Quando o Diogo perguntou como é que seria o meu dia perfeito, lembrei-me do que o Emillien, um francês com quem vivi durante o Erasmus, disse certa vez: “Seria passado nas minhas montanhas”. O Emillien aludia aos alpes franceses onde fica a sua cidade natal de Grenoble. Eu referia-me à Serra da Lousã e, na verdade, as montanhas não são minhas, foram-me emprestadas pelos meus avós.

Estamos no ano 2024 e Portugal foi todo conquistado pela tecnologia. Todo? Não! Uma pequena vila para os lados de Penela resiste ainda e sempre à passagem do tempo e é naquele canto, no meio da serra, que começa o meu dia perfeito.

Apesar de ser Verão, a montanha cumprimenta-me com uma brisa fria. (Em vinte minutos não haverá vento matutino que me salve).
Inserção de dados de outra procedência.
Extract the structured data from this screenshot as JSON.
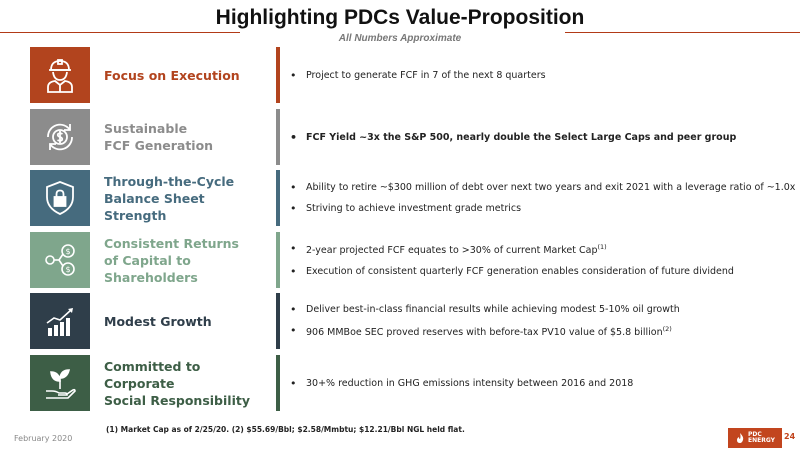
{
  "header": {
    "title": "Highlighting PDCs Value-Proposition",
    "subtitle": "All Numbers Approximate"
  },
  "rows": [
    {
      "label": "Focus on Execution",
      "icon": "worker-icon",
      "color": "#b2441e",
      "bullets": [
        "Project to generate FCF in 7 of the next 8 quarters"
      ]
    },
    {
      "label": "Sustainable\nFCF Generation",
      "icon": "dollar-cycle-icon",
      "color": "#8c8c8c",
      "bullets": [
        "FCF Yield ~3x the S&P 500, nearly double the Select Large Caps and peer group"
      ]
    },
    {
      "label": "Through-the-Cycle\nBalance Sheet Strength",
      "icon": "shield-lock-icon",
      "color": "#466b7e",
      "bullets": [
        "Ability to retire ~$300 million of debt over next two years and exit 2021 with a leverage ratio of ~1.0x",
        "Striving to achieve investment grade metrics"
      ]
    },
    {
      "label": "Consistent Returns\nof Capital to Shareholders",
      "icon": "dollar-network-icon",
      "color": "#7fa68c",
      "bullets": [
        "2-year projected FCF equates to >30% of current Market Cap",
        "Execution of consistent quarterly FCF generation enables consideration of future dividend"
      ],
      "sup": "(1)"
    },
    {
      "label": "Modest Growth",
      "icon": "growth-chart-icon",
      "color": "#2f3e4a",
      "bullets": [
        "Deliver best-in-class financial results while achieving modest 5-10% oil growth",
        "906 MMBoe SEC proved reserves with before-tax PV10 value of $5.8 billion"
      ],
      "sup": "(2)"
    },
    {
      "label": "Committed to Corporate\nSocial Responsibility",
      "icon": "sprout-hand-icon",
      "color": "#3d5e46",
      "bullets": [
        "30+% reduction in GHG emissions intensity between 2016 and 2018"
      ]
    }
  ],
  "footer": {
    "footnote": "(1) Market Cap as of 2/25/20. (2) $55.69/Bbl; $2.58/Mmbtu; $12.21/Bbl NGL held flat.",
    "date": "February 2020",
    "logo_line1": "PDC",
    "logo_line2": "ENERGY",
    "page": "24"
  }
}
Fecho a porta da garagem, aperto o capacete e faço-me à estrada. As primeiras pedaladas são feitas ao ritmo da terra. Atestam ainda a sonolência do campo. Mas a estrada vai despertar em breve. A inclinação do alcatrão atinge um declive elevado ao mesmo tempo que a vegetação se afasta para permitir que o sol aqueça os meus ossos. Levanto-me do selim e acelero montanha acima. Para trás fica a vila dos meus avós, o último reduto da civilização na minha jornada rumo aos céus.

A dois terços do caminho, sinto que atravesso o meu deserto. A estrada alarga e alonga, não há uma árvore que me dê sombra, a bicicleta fica mais pesada e os pulmões têm dificuldades em receber oxigénio. Não consigo escapar ao calor de Agosto. As rectas que percorria com assertividade transformam-se em zigue-zagues. Os olhos ficam presos ao chão enquanto ouço a Doris do filme À procura de Nemo a cantar: “basta pedalar, basta pedalar, basta pedalar”.  E é no meio desta tareia que há uma libertação da minha alma.

PUB • CONTINUE A LER A SEGUIR

Estou só, entregue à minha sorte. Sou eu e as montanhas. Não há carros, não há pessoas. Se os deuses estiverem comigo, cruzar-me-ei com veados. Ouço os javalis, mas não os vejo. É o triunfo selvagem da minha bestialidade. Ao chegar ao ponto mais alto da serra, a sintonia com o animal que sou está completa: sei que sou uma águia.

Começo a descer em voo picado, mas faço um desvio para mergulhar nas águas geladas da nascente que corre encosta abaixo. Quero gritar que estou presente. Que estou ali. Que não há mais mundo sem ser o que a vista alcança.

Chego a casa em cima da hora de almoço para encher o bandulho com o repasto de reis cozinhado pela minha avó. Se o dia for mesmo perfeito, a tarefa de levantar a mesa e lavar a louça caberá aos outros membros da família, deixando-me livre para arrastar o corpo dorido até à divisão onde está a bilbioteca.

Caio no sofá com um bom livro que leio até ao apagar dos olhos. Desfruto da sesta de Verão.

Ao acordar, lancho o pão quentinho da padaria com queijo do Rabaçal. Segue-se um mergulho na piscina. Janto com a família, furtando-me novamente às tarefas da casa e a noite acabará em filosofias sobre as estrelas debaixo de um dos céus mais claros da minha vida.